Lifecycle of a Bean is managed by the Spring Framework (IoC container).
In spring bean instantiation to destruction, there is a series of steps has been performed by Spring container. Each stage has its own predefined task. One thing which is really good about Spring that is we can hook to every stage of Spring through callback methods.
Different stages of Spring bean

Instantiation
Spring container instantiate Spring Bean.
Populate Properties
Spring container set the properties of the bean by injection (from Spring configuration XML).
SetBeanName
Set the identifier of the bean.
SetBeanFactory
If BeanFactoryAware has been implemented, Container passes the BeanFactory context into the bean.
SetApplicationContext
If ApplicationContextAware has been implemented, Container passes the Applicationcontext into the bean.
PreIntialization
If BeanPostPeocessor interface has been implemented in a bean container, spring calls bean’s postProcessBeforeIntialization method for doing any preprocess stuff.
afterPropertySet
If an old intializingBean interface has been implemented in a bean, it calls the afterPropertySet method of that interface to do any initialization stuff after bean property has been set.
init()
Call init method for any initialization stuff.
PostIntializaton
If BeanPostPeocessor interface has been implemented in a bean container, Spring calls bean’s postProcessAfterIntialization method for doing any post processing stuff.
Destroy
If old disposableBean interface has been implemented by a bean, spring calls the destroy method of that interface to do any pre-destroy stuff before bean deletion from the container.
Custom Destroy
call destroy method for any pre-destroy stuff.
Spring provides 2 life cycles methods to every Bean that it creates and manages.
They are :
- public void init( ) method and
- public void destroy( ) method.
Name of the methods need not be same, but the signatures should be exactly same.
Any initialization code like, loading some configuration file from Fileystem, or connecting to DB/Service/Server should go in init( ) method.
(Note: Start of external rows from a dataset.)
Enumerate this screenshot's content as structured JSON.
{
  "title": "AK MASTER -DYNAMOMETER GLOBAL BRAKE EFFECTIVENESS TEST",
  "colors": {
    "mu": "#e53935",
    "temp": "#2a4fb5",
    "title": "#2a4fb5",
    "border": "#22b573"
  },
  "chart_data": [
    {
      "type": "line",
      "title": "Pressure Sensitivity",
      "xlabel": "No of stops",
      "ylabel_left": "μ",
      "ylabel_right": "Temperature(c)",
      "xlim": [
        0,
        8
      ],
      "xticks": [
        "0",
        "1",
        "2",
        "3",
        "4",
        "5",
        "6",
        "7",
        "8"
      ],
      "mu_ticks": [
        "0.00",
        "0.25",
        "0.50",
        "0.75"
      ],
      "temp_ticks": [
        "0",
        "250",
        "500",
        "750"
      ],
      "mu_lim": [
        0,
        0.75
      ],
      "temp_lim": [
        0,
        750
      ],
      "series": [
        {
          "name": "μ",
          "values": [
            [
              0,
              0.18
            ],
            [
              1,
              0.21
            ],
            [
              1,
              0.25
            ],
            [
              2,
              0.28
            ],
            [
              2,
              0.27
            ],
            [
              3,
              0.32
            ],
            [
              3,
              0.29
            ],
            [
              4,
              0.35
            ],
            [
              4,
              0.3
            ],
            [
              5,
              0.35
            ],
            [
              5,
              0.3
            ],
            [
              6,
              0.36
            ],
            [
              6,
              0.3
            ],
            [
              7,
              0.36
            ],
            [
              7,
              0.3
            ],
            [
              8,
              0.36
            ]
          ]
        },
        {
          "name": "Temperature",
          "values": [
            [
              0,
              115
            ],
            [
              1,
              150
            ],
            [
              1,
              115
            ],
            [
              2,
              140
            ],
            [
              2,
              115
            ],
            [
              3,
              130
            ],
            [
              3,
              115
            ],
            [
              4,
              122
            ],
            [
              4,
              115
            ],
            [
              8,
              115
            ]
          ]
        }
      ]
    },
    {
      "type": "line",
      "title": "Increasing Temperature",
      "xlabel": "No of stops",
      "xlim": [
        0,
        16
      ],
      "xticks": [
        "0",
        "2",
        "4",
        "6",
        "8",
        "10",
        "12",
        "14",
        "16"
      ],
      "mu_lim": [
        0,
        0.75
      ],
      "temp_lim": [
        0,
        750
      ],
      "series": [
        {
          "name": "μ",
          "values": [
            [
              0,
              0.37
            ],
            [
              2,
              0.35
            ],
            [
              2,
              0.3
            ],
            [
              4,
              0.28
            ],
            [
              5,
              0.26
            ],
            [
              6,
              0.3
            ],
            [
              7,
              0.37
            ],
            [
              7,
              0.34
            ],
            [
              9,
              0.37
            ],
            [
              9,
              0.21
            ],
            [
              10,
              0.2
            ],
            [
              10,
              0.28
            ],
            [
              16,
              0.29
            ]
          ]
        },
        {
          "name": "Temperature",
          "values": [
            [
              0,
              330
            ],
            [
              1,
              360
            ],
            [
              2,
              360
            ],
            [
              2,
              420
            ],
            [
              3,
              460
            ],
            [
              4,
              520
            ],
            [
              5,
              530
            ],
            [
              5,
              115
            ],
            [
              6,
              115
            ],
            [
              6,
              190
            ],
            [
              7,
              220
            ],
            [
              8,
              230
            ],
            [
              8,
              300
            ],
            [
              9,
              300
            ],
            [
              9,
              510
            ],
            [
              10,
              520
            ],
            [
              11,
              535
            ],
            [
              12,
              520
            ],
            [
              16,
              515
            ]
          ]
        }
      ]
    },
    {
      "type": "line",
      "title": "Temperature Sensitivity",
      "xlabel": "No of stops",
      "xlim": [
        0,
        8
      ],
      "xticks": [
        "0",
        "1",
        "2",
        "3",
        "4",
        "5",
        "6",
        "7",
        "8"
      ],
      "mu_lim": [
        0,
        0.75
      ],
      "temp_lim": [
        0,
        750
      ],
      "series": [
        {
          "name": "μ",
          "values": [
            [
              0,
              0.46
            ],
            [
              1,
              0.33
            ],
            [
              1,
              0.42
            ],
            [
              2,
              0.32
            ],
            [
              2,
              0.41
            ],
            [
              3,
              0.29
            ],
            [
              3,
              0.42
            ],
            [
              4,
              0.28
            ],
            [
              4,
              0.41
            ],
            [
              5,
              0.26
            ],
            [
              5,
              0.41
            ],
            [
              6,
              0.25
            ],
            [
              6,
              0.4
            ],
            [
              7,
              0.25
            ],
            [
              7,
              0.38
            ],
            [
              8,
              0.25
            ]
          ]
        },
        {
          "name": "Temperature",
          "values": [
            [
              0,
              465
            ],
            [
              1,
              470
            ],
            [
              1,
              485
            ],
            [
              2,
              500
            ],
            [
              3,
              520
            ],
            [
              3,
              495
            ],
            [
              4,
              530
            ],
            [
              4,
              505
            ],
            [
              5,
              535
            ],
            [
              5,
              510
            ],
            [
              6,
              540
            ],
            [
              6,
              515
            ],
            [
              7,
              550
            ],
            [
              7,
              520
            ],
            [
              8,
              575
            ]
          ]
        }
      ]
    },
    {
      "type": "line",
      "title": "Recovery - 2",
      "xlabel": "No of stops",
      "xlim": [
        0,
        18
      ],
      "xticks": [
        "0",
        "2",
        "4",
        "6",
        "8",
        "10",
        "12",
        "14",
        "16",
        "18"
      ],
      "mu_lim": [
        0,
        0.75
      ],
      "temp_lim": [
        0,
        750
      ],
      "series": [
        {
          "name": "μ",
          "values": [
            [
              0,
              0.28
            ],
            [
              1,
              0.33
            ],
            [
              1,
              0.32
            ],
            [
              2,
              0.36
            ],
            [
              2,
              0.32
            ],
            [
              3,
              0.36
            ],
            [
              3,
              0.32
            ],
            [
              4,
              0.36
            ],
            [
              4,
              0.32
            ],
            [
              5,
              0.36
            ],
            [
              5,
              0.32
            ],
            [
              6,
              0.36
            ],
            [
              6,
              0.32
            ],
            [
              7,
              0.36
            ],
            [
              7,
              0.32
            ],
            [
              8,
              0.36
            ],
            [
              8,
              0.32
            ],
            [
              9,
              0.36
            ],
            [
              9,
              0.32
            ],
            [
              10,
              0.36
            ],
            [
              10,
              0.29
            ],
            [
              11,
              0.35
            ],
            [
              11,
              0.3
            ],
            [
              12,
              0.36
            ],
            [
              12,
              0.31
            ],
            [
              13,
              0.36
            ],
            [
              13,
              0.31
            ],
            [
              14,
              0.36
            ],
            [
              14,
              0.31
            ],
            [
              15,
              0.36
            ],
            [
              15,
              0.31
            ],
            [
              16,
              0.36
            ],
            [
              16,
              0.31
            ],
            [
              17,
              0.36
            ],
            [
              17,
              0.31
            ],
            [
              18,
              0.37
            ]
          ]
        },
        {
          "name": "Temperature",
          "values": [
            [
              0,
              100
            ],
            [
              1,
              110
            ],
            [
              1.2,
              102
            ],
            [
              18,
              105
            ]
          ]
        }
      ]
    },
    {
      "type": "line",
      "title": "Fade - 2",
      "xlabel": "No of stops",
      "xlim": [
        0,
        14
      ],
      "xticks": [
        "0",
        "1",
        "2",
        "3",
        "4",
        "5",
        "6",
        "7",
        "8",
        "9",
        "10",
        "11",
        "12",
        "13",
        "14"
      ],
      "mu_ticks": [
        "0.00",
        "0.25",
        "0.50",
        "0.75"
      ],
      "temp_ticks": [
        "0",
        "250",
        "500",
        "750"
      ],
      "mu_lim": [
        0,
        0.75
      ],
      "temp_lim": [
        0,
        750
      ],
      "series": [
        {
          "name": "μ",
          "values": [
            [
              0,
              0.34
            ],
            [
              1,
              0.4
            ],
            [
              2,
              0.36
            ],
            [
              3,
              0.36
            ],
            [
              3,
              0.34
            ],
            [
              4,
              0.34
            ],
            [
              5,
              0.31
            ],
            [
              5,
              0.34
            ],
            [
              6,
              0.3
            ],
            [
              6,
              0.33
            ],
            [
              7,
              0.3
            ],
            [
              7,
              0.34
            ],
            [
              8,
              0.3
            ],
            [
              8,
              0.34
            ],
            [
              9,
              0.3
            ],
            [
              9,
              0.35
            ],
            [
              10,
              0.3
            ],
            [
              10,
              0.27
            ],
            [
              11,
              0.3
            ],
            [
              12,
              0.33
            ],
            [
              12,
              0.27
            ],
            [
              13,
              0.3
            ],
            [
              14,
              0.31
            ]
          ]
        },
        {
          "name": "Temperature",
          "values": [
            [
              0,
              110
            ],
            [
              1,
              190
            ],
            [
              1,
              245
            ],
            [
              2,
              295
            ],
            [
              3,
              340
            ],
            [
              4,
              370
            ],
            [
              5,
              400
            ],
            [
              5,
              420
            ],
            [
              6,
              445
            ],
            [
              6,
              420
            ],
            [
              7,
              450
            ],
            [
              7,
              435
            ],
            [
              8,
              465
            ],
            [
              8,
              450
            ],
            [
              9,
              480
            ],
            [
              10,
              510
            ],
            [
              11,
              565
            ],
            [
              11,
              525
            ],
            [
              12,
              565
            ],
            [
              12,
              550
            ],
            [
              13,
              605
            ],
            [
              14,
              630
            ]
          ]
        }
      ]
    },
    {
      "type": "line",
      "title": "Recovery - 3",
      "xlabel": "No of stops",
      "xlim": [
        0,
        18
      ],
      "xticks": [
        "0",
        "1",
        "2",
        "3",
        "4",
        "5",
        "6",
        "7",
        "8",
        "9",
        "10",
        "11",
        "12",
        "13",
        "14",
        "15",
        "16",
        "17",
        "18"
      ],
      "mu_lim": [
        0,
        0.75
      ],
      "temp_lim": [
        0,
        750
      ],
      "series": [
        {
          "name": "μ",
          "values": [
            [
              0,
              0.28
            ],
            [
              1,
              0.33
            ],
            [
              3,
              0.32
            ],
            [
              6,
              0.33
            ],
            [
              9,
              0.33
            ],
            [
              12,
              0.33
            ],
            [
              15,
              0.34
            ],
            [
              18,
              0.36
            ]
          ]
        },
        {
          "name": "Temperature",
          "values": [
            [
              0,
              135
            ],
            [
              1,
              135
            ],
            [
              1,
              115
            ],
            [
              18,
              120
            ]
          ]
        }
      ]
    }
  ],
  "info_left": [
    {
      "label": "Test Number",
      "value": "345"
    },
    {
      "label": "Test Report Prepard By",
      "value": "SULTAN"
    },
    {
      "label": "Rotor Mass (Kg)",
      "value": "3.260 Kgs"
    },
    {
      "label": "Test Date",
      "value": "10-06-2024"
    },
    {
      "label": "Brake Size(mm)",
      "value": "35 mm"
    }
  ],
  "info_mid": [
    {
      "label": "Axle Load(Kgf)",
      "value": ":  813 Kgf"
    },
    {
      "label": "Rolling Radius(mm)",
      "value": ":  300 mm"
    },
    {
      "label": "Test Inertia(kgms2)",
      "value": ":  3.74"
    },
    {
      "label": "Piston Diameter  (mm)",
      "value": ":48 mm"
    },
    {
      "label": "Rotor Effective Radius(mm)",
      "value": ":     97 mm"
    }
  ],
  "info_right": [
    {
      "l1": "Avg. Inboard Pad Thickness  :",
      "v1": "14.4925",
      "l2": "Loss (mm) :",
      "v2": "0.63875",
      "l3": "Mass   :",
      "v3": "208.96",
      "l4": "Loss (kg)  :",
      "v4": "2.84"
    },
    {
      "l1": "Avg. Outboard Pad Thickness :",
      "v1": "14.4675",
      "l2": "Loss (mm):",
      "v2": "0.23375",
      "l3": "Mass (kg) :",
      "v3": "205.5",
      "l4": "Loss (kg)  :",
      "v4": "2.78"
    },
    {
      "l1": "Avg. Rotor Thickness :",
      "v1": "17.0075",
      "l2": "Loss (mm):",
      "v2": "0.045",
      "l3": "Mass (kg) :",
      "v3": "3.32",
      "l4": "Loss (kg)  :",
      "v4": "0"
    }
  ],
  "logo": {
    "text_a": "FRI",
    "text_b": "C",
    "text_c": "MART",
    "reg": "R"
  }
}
Clean-up code like close the connections, etc will go into destroy( ) method.
- IoC container first creates the objects/instantiates the objects
- Then, sets the values on to the fields. All dependencies are populated
- init( ) method called
- Bean is available for usage.
- destroy( ) method called
- Bean is no longer available.
How do you configure init and destroy methods :
- Using XML configuration
- Using Spring interfaces
- Using annotations – @PostConstruct and @PreDestroy
XML Configuration :
class Employee {
....
public void hi() {
System.out.println("Hello");
}
public void bye() {
System.out.println("Bye");
}
....
}
<bean name="emp" class="org.rdayala.spring.basics.Employee"
p:empId="10" p:empName="Raghu"
init-method="hi"
destroy-method="bye" />
In the XML configuration, even though we configured destroy-method, it is not called. For this, we need to register pre shutdown hook on to the container for the destroy method to be called. This shutdown hook is not available in the ApplicationContext class. We need to use, AbstractApplicationContext class.
AbstractApplicationContext context =
new ClassPathXmlApplicationContext("config.xml");
.....
context.registerShutdownHook(); -> tells Spring IoC to invoke destroy methods.
Using Spring Interfaces :
For this, POJO Bean class has to implement :
- InitializingBean interface for init method and
- DisposableBean interface for destroy method.
class ABC implements InitializingBean, DisposableBean {
.....
@Override
public void afterPropertiesSet() throws Exception {
System.out.println("init method called");
}
@Override
public void destroy() throws Exception {
System.out.println("destroy method called");
}
....
}
We still need to register pre shutdown hook on to the container for the destroy method to be called. This shutdown hook is not available in the ApplicationContext class. We need to use, AbstractApplicationContext class. [Check above XML Configuration.]
Using Annotations
By default, Spring will not aware of the @PostConstruct and @PreDestroy annotations. To enable it, you have to specify the ‘<context:annotation-config />‘ in bean configuration file.
Note
The @PostConstruct and @PreDestroy annotation are not belong to Spring, it’s located in the J2EE library – common-annotations.jar.
- @PostContruct – This annotation is applied to a method to indicate that it should be invoked after bean is created and all dependency injection is complete.
- @PreDestroy – This is applied to a method to indicate that it should be invoked before the bean is removed from the Spring context, i.e. just before it’s destroyed.
@PostConstruct
public void hi() {
System.out.println("Post construct method called");
}
@PreDestroy
public void bye() {
System.out.println("Pre destroy method called");
}
We still need to register pre shutdown hook on to the container for the destroy method to be called. This shutdown hook is not available in the ApplicationContext class. We need to use, AbstractApplicationContext class. [Check above XML Configuration.]